6. Wajib Pajak yang memiliki peredaran bruto tertentu


Untuk WP yang memiliki peredaran bruto tertentu, berdasarkan ketentuan Pasal 4 ayat (2) huruf
e dan Pasal 17 ayat (7) UU 36/2008, dapat ditetapkan tarif pajak tersendiri atas penghasilan
sebagaimana dimaksud dalam Pasal 4 ayat (2), sepanjang tidak melebihi tarif pajak tertinggi
sebagaimana tersebut pada Pasal 17 ayat (1).

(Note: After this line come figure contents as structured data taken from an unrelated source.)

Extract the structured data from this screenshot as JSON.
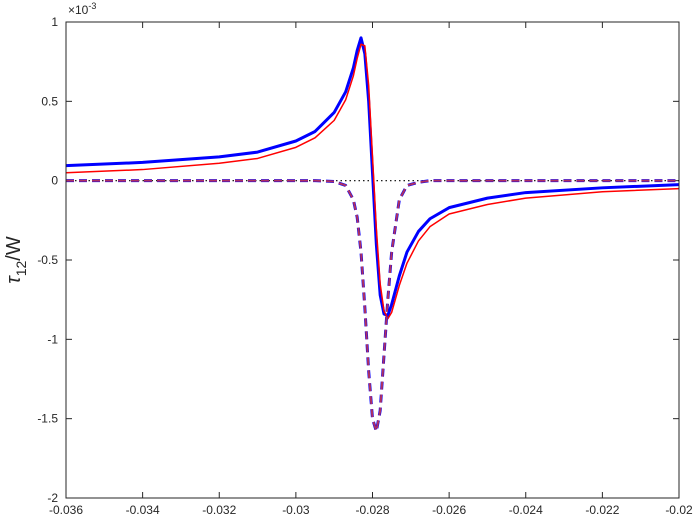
{
  "chart_data": {
    "type": "line",
    "ylabel_parts": [
      "τ",
      "12",
      "/W"
    ],
    "y_multiplier": {
      "base": "×10",
      "exponent": "-3"
    },
    "x": [
      -0.036,
      -0.034,
      -0.032,
      -0.031,
      -0.03,
      -0.0295,
      -0.029,
      -0.0287,
      -0.0285,
      -0.0284,
      -0.0283,
      -0.0282,
      -0.0281,
      -0.028,
      -0.0279,
      -0.0278,
      -0.0277,
      -0.0276,
      -0.0275,
      -0.0273,
      -0.0271,
      -0.0268,
      -0.0265,
      -0.026,
      -0.025,
      -0.024,
      -0.022,
      -0.02
    ],
    "series": [
      {
        "color": "#0000ff",
        "width": 3,
        "dash": "none",
        "values": [
          0.095,
          0.115,
          0.15,
          0.18,
          0.25,
          0.31,
          0.43,
          0.56,
          0.71,
          0.82,
          0.9,
          0.8,
          0.5,
          0.05,
          -0.4,
          -0.72,
          -0.84,
          -0.85,
          -0.78,
          -0.6,
          -0.45,
          -0.32,
          -0.24,
          -0.17,
          -0.11,
          -0.075,
          -0.045,
          -0.025
        ]
      },
      {
        "color": "#ff0000",
        "width": 1.5,
        "dash": "none",
        "values": [
          0.05,
          0.07,
          0.11,
          0.14,
          0.21,
          0.27,
          0.38,
          0.51,
          0.66,
          0.77,
          0.86,
          0.85,
          0.6,
          0.15,
          -0.3,
          -0.65,
          -0.82,
          -0.87,
          -0.83,
          -0.66,
          -0.52,
          -0.38,
          -0.29,
          -0.21,
          -0.15,
          -0.11,
          -0.07,
          -0.05
        ]
      },
      {
        "color": "#0000ff",
        "width": 3,
        "dash": "8 5",
        "values": [
          0,
          0,
          0,
          0,
          0,
          0,
          -0.005,
          -0.03,
          -0.12,
          -0.23,
          -0.45,
          -0.8,
          -1.2,
          -1.5,
          -1.58,
          -1.45,
          -1.1,
          -0.75,
          -0.45,
          -0.12,
          -0.03,
          -0.01,
          0,
          0,
          0,
          0,
          0,
          0
        ]
      },
      {
        "color": "#b03060",
        "width": 2,
        "dash": "8 5",
        "values": [
          0,
          0,
          0,
          0,
          0,
          0,
          -0.005,
          -0.03,
          -0.12,
          -0.23,
          -0.45,
          -0.8,
          -1.2,
          -1.5,
          -1.58,
          -1.45,
          -1.1,
          -0.75,
          -0.45,
          -0.12,
          -0.03,
          -0.01,
          0,
          0,
          0,
          0,
          0,
          0
        ]
      }
    ],
    "xlim": [
      -0.036,
      -0.02
    ],
    "xticks": [
      -0.036,
      -0.034,
      -0.032,
      -0.03,
      -0.028,
      -0.026,
      -0.024,
      -0.022,
      -0.02
    ],
    "ylim": [
      -2,
      1
    ],
    "yticks": [
      -2,
      -1.5,
      -1,
      -0.5,
      0,
      0.5,
      1
    ],
    "zero_line": true
  }
}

Ketentuan lebih lanjut atas peraturan ini, yaitu pada Peraturan Pemerintah 23/2018:
 Dikenai PPh yang besifat final dalam jangka waktu tertentu
 Tarif PPh yang bersifat final sebesar 0,5% (nol koma lima persen)
 WP orang pribadi dan badan (koperasi, persekutuan komanditer, firma, atau perseroan
terbatas) dengan peredaran bruto tidak melebihi Rp 4.800.000.000,00 (empat miliar delapan
ratus juta rupiah) dalam 1 (satu) Tahun Pajak.